Tuesday 28 January 2014

What's The Point Of It?

An exhibition of works by Martin Creed, a Turner prize winning artist, is opening in London's Hayward Gallery tomorrow.

I like the title of his show - "What's The Point Of it?"  - and I find it a little frustrating that Creed isn't able to answer that question in this review on the BBC website:

http://www.bbc.co.uk/news/entertainment-arts-25925354

His answer is: "I don't know.  It's a question I often ask myself.  I don't really understand it but it means a lot to me."

For the uninitiated, Creed won the Turner prize for an empty room in which the lights go on and off.

Apparently, this exhibition is "great - one of the best solo exhibitions I've seen in the gallery"writes Adrian Searle in The Guardian:

http://www.theguardian.com/artanddesign/2014/jan/27/martin-creed-hayward-exhibition

Overall, I get the impression that it's designed to make you feel self-conscious.  I like the sound of some of it.

For instance,  "Half the Air in a Given Space", a room full of white balloons that you have to navigate through, sounds interesting.  "The experience is an unalloyed pleasure.  It is also, oddly, a very sculptural one," writes Searle.

 On the other hand, I feel quite disgusted by the idea of the video of a woman who "enters a blank white space, crouches, defecates and promptly exits".  Does my strong reaction prove that it's art?

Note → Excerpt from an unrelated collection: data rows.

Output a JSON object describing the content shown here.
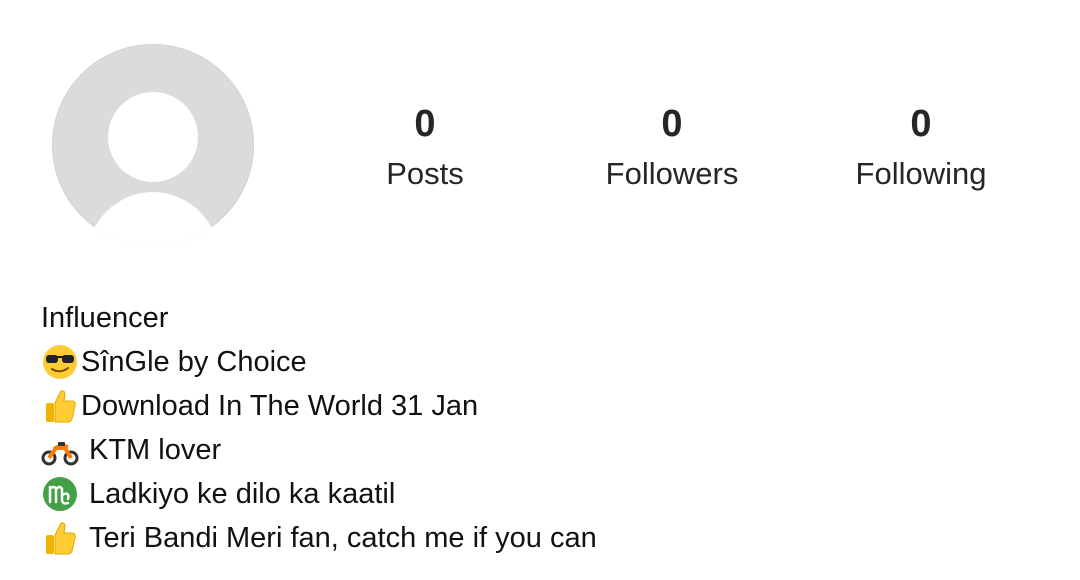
{
  "profile": {
    "stats": [
      {
        "count": "0",
        "label": "Posts"
      },
      {
        "count": "0",
        "label": "Followers"
      },
      {
        "count": "0",
        "label": "Following"
      }
    ],
    "bio": {
      "category": "Influencer",
      "lines": [
        {
          "icon": "sunglasses-face-icon",
          "text": "SînGle by Choice"
        },
        {
          "icon": "thumbs-up-icon",
          "text": "Download In The World 31 Jan"
        },
        {
          "icon": "motorcycle-icon",
          "text": "KTM lover"
        },
        {
          "icon": "virgo-icon",
          "text": "Ladkiyo ke dilo ka kaatil"
        },
        {
          "icon": "thumbs-up-icon",
          "text": "Teri Bandi Meri fan, catch me if you can"
        }
      ]
    }
  },
  "colors": {
    "avatar_bg": "#dbdbdb",
    "avatar_figure": "#ffffff",
    "text": "#262626",
    "emoji_yellow": "#ffcc33",
    "virgo_green": "#43a047"
  }
}
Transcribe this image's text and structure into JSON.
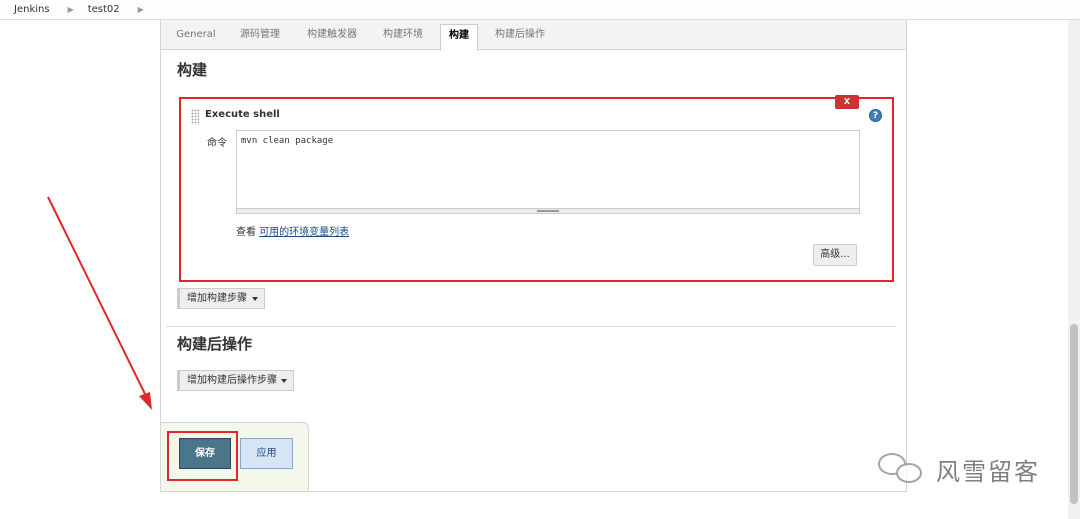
{
  "breadcrumbs": [
    "Jenkins",
    "test02"
  ],
  "tabs": [
    "General",
    "源码管理",
    "构建触发器",
    "构建环境",
    "构建",
    "构建后操作"
  ],
  "active_tab": "构建",
  "build_section": {
    "title": "构建",
    "step": {
      "title": "Execute shell",
      "delete_label": "X",
      "help_label": "?",
      "command_label": "命令",
      "command_value": "mvn clean package",
      "env_prefix": "查看",
      "env_link": "可用的环境变量列表",
      "advanced_button": "高级..."
    },
    "add_step_button": "增加构建步骤"
  },
  "post_build_section": {
    "title": "构建后操作",
    "add_step_button": "增加构建后操作步骤"
  },
  "buttons": {
    "save": "保存",
    "apply": "应用"
  },
  "watermark": "风雪留客",
  "colors": {
    "highlight": "#e0272a",
    "save_bg": "#4b758b",
    "apply_bg": "#d7e6f5",
    "link": "#204a87"
  }
}
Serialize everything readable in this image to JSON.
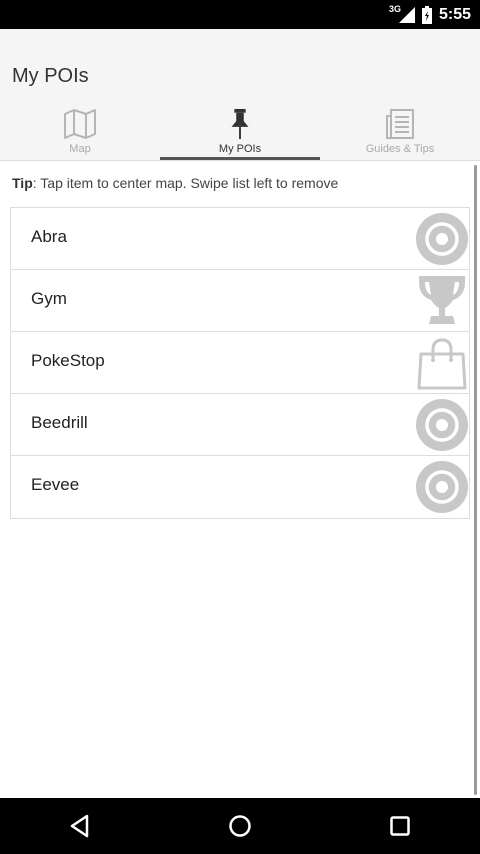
{
  "status_bar": {
    "network": "3G",
    "time": "5:55"
  },
  "app": {
    "title": "My POIs"
  },
  "tabs": [
    {
      "label": "Map",
      "icon": "map-icon",
      "active": false
    },
    {
      "label": "My POIs",
      "icon": "pin-icon",
      "active": true
    },
    {
      "label": "Guides & Tips",
      "icon": "document-icon",
      "active": false
    }
  ],
  "tip": {
    "prefix": "Tip",
    "text": ": Tap item to center map. Swipe list left to remove"
  },
  "pois": [
    {
      "name": "Abra",
      "icon": "target-icon"
    },
    {
      "name": "Gym",
      "icon": "trophy-icon"
    },
    {
      "name": "PokeStop",
      "icon": "shopping-bag-icon"
    },
    {
      "name": "Beedrill",
      "icon": "target-icon"
    },
    {
      "name": "Eevee",
      "icon": "target-icon"
    }
  ],
  "colors": {
    "icon_gray": "#c8c8c8",
    "active_tab": "#333333",
    "inactive_tab": "#aaaaaa"
  }
}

As I said, I like the title, "What's The Point Of It?".

It seems to me that there used to be a point to art up until the arrival of the post-modern movement.  I was going to write that now,  anything that makes you think is counted as art.  But I'm not even sure that's the case.

Would a room with the lights going on and off make me think?  Yup.  It would make me wonder whether someone's having a laugh at my expense.